You loved Scream. You enjoyed its self-satisfied and self-congratulating smugness, which you shared as you chuckled along at all the in-jokes; you gushed with pride when all the horror clichés it highlighted were churned back into the action. The mechanisms which it lampooned were such an established part of the horror genre, that they were indispensable. Right? Right?!

Wrong! Teen-slashers have been churned out routinely for the last 30 years with very little difference in plot or characterisation. Most of them are lazy pieces of cinema, made cheaply, with an easy pay-off which is sure to draw in the punters. Namely PEOPLE LIKE YOU! Yes, you! You are the reason 90% of horror films are bloody awful. You accept mediocrity – you ENJOY mediocrity because it makes you feel smart and you don’t have to use your brain.  

Let me guess, you also enjoy Twilight? You like watching films which are about people exactly like you. Boring, suburban teenagers with their boring suburban lives who are suddenly confronted with a serial killer, murderous aliens from outer space or giant spiders. 

You don’t like films that change the rules, you don’t like films where you have to think – because that’s not something you bother with, and why should you have to use your brain in order to feel smart anyway, huh? 

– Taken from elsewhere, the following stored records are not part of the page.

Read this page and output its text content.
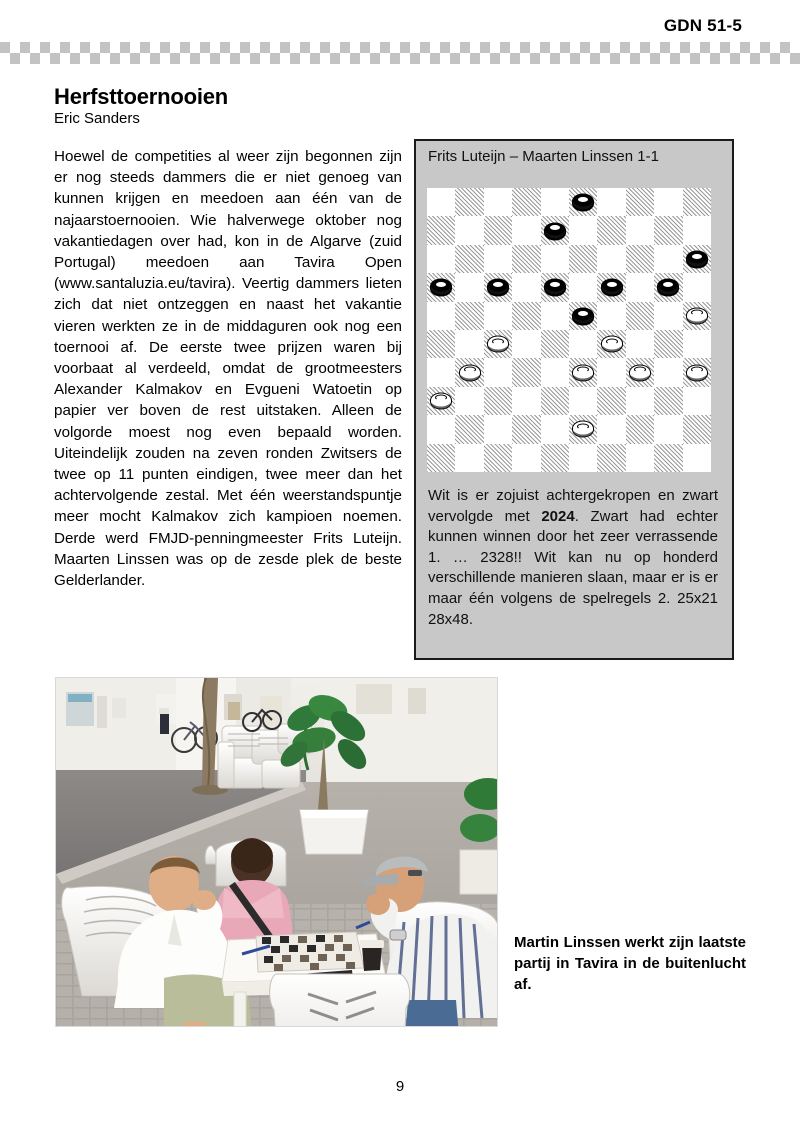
GDN 51-5
Herfsttoernooien
Eric Sanders
Hoewel de competities al weer zijn begonnen zijn er nog steeds dammers die er niet genoeg van kunnen krijgen en meedoen aan één van de najaarstoernooien. Wie halverwege oktober nog vakantiedagen over had, kon in de Algarve (zuid Portugal) meedoen aan Tavira Open (www.santaluzia.eu/tavira). Veertig dammers lieten zich dat niet ontzeggen en naast het vakantie vieren werkten ze in de middaguren ook nog een toernooi af. De eerste twee prijzen waren bij voorbaat al verdeeld, omdat de grootmeesters Alexander Kalmakov en Evgueni Watoetin op papier ver boven de rest uitstaken. Alleen de volgorde moest nog even bepaald worden. Uiteindelijk zouden na zeven ronden Zwitsers de twee op 11 punten eindigen, twee meer dan het achtervolgende zestal. Met één weerstandspuntje meer mocht Kalmakov zich kampioen noemen. Derde werd FMJD-penningmeester Frits Luteijn. Maarten Linssen was op de zesde plek de beste Gelderlander.
Frits Luteijn – Maarten Linssen 1-1
Wit is er zojuist achtergekropen en zwart vervolgde met 2024. Zwart had echter kunnen winnen door het zeer verrassende 1. … 2328!! Wit kan nu op honderd verschillende manieren slaan, maar er is er maar één volgens de spelregels 2. 25x21 28x48.
Martin Linssen werkt zijn laatste partij in Tavira in de buitenlucht af.
9
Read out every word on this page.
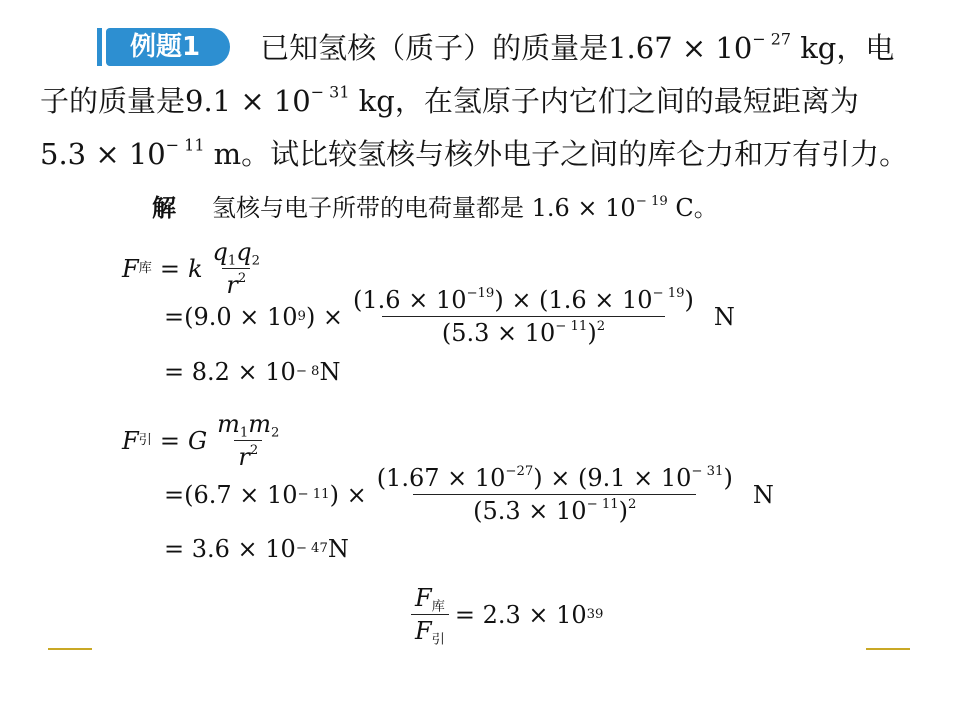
例题1 已知氢核（质子）的质量是$1.67 \times 10^{- 27}$ kg，电
子的质量是$9.1 \times 10^{- 31}$ kg，在氢原子内它们之间的最短距离为
$5.3 \times 10^{- 11}$ m。试比较氢核与核外电子之间的库仑力和万有引力。
解 氢核与电子所带的电荷量都是 $1.6 \times 10^{- 19}$ C。
F 库 = k $\frac{q_1q_2}{r^2}$
=(9.0 × 10 9 ) × $\frac{(1.6 \times 10^{-19}) \times (1.6 \times 10^{- 19})}{(5.3 \times 10^{- 11})^2}$ N
= 8.2 × 10 − 8 N
F 引 = G $\frac{m_1m_2}{r^2}$
=(6.7 × 10 − 11 ) × $\frac{(1.67 \times 10^{-27}) \times (9.1 \times 10^{- 31})}{(5.3 \times 10^{- 11})^2}$ N
= 3.6 × 10 − 47 N
$\frac{F_库}{F_引} = 2.3 \times 10$ 39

Oh yeah, I also noticed how you insist that you don’t like this film because it is trying too hard. You state that it’s a Hollywood cash cow which throws every movie monster into the mix so that it can keep the attention of its goldfish brained audience. Nice try sparky, but you don’t fool me. This film is far too sassy for that. And excuse me, but anyone who holds up Scream and I Know What You Did Last Summer as examples of high-quality movie making is asking for trouble when they wade into the ‘Hollywood trash’ debate. Hypocrisy is not an attractive character trait. 

Here’s the best advice I can give you: try harder. Horror can be an amazing and varied genre, like science fiction, when it’s bad it’s laughable but when it’s good, it’s amazing. At its best horror can be challenging and frightening and it can push the boundaries. If its dull, safe, predictable – it’s doing it wrong! If you need several gallons of blood and jump-scares every 5 minutes to stop you feeling bored, then you aren’t doing it right. Tune in. Pay attention. Use you imagination.